CHAPITRE III.

Des écoles et universités, et des arts libéraux.

«On doit tirer des écoles des pasteurs qui édifient et soutiennent l'Église. Des écoles et des pasteurs, cela vaut mieux que des conciles, comme je l'ai dit déjà.

»J'espère que si le monde dure encore, les universités d'Erfurth et de Leipzig se relèveront et prendront des forces, pourvu qu'elles adoptent la saine théologie, à quoi elles semblent déjà disposées.

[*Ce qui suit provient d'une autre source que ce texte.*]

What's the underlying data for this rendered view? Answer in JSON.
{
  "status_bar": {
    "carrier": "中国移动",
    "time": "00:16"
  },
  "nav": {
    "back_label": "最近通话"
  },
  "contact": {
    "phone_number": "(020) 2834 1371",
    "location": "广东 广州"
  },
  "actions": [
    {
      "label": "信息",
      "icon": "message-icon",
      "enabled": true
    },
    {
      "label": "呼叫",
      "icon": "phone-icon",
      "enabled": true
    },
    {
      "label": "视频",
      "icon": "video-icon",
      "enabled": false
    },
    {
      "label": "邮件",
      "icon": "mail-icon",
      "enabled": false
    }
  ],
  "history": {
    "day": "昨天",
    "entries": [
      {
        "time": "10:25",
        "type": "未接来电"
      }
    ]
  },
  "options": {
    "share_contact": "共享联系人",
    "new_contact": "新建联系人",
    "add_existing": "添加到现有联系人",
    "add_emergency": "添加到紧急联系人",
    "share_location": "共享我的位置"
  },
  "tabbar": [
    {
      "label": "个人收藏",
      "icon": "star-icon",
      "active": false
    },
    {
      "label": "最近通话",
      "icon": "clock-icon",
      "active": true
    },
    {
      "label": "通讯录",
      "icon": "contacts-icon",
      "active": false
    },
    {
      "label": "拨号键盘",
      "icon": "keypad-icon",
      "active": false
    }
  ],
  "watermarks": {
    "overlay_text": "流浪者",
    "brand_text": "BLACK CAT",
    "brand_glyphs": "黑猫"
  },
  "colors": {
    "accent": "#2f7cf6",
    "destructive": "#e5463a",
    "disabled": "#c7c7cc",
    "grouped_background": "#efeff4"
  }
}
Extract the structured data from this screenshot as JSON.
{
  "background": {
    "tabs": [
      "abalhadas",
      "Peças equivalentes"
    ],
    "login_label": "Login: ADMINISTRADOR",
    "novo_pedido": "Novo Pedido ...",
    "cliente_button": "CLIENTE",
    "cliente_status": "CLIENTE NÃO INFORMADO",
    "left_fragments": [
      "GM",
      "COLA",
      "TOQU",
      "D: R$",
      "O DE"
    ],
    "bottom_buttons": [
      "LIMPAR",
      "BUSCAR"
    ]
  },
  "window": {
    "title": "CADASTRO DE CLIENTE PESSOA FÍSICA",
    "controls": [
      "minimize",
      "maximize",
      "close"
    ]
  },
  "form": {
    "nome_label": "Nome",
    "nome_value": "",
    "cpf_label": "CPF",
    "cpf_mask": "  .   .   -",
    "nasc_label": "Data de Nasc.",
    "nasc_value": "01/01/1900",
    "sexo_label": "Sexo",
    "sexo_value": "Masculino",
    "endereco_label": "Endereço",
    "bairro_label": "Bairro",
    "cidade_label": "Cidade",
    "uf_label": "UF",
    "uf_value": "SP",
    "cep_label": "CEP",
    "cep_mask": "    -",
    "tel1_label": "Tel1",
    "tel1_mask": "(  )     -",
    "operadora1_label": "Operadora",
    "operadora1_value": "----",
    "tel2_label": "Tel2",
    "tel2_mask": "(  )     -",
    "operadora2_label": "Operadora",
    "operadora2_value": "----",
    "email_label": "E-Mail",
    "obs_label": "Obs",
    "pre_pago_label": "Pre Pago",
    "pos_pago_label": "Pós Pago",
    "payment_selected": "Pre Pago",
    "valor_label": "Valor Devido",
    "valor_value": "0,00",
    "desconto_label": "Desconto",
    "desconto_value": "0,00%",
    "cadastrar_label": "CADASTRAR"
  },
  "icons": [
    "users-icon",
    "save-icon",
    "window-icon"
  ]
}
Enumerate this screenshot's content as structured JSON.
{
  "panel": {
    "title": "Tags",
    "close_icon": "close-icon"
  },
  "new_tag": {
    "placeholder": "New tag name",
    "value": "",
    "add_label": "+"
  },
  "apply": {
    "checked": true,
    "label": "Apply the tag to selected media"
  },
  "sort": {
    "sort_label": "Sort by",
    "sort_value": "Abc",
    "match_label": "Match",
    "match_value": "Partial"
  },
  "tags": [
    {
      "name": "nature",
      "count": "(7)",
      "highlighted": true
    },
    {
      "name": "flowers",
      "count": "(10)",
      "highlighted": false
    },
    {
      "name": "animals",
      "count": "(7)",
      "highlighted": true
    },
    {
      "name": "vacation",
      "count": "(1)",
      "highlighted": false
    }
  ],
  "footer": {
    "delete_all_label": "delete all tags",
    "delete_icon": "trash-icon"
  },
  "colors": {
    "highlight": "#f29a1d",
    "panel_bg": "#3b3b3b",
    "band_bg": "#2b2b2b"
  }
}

Mais il faut que quelques-uns s'endorment auparavant.—Je m'étonnais d'abord qu'une université eût été fondée ici, à Wittemberg.—Erfurth est situé au mieux pour cela: là il doit y avoir une ville, quand même celle qui existe serait brûlée, ce que Dieu veuille empêcher. L'université d'Erfurth était jadis si renommée, que toutes les autres en comparaison étaient considérées comme de petites écoles. Maintenant cette gloire et cette majesté ont disparu, et l'université d'Erfurth est tout-à-fait morte.

»Autrefois, on avançait les maîtres, on les honorait; on portait devant eux des flambeaux. Je trouve qu'il n'y a jamais eu en ce monde de joie comparable à celle-là. C'était aussi une grande fête quand on faisait des docteurs. On allait à cheval autour de la ville; on s'habillait avec plus de soin, on se parait. Tout cela ne se fait plus, mais je voudrais bien que l'on fît revivre ces bonnes coutumes.

»Malheur à l'Allemagne qui néglige les écoles, qui les méprise et les laisse tomber! Malheur à l'archevêque de Mayence et d'Erfurth qui pourrait d'un mot relever les universités de ces deux villes, et qui les laisse désolées et désertes! Un seul coin de l'Allemagne, celui où nous sommes, fleurit encore, grâce à Dieu, par la pureté de la doctrine et la culture des arts libéraux[a56]. Les papistes voudront rebâtir l'étable, lorsque le loup aura mangé les brebis.—La faute en est à l'évêque de Mayence, c'est un fléau pour les écoles et pour toute l'Allemagne. Aussi en est-il déjà justement puni. Il a sur son visage une couleur de mort, comme de la boue mêlée de sang.

»C'est à Paris, en France, que se trouve la plus célèbre et la plus excellente école. Il y a une foule d'étudians, dans les vingt mille et au-delà. Les théologiens y ont à eux le lieu le plus agréable de la ville, une rue particulière fermée de portes aux deux bouts; on l'appelle la Sorbonne. Peut-être, à ce que j'imagine, tire-t-elle ce nom de ces fruits de cormiers (sorbus) qui viennent sur les bords de la mer Morte, et qui présentent au dehors une agréable apparence; ouvrez-les, ce n'est que cendres au-dedans. Telle est l'université de Paris, elle présente une grande foule, mais elle est la mère de bien des erreurs. S'ils disputent, ils crient comme des paysans ivres, en latin, en français. Enfin on frappe des pieds pour les faire taire. Ils ne font point de docteurs en théologie à moins qu'on n'étudie dix ans dans leur sophistique et futile dialectique. Le répondant doit siéger un jour entier et soutenir la dispute contre tout venant, de six heures du matin à six heures du soir.

»A Bourges en France, dans les promotions publiques de docteurs en théologie qui se font dans l'église métropolitaine, on leur donne à chacun un filet, apparemment pour qu'ils s'en servent à prendre les gens.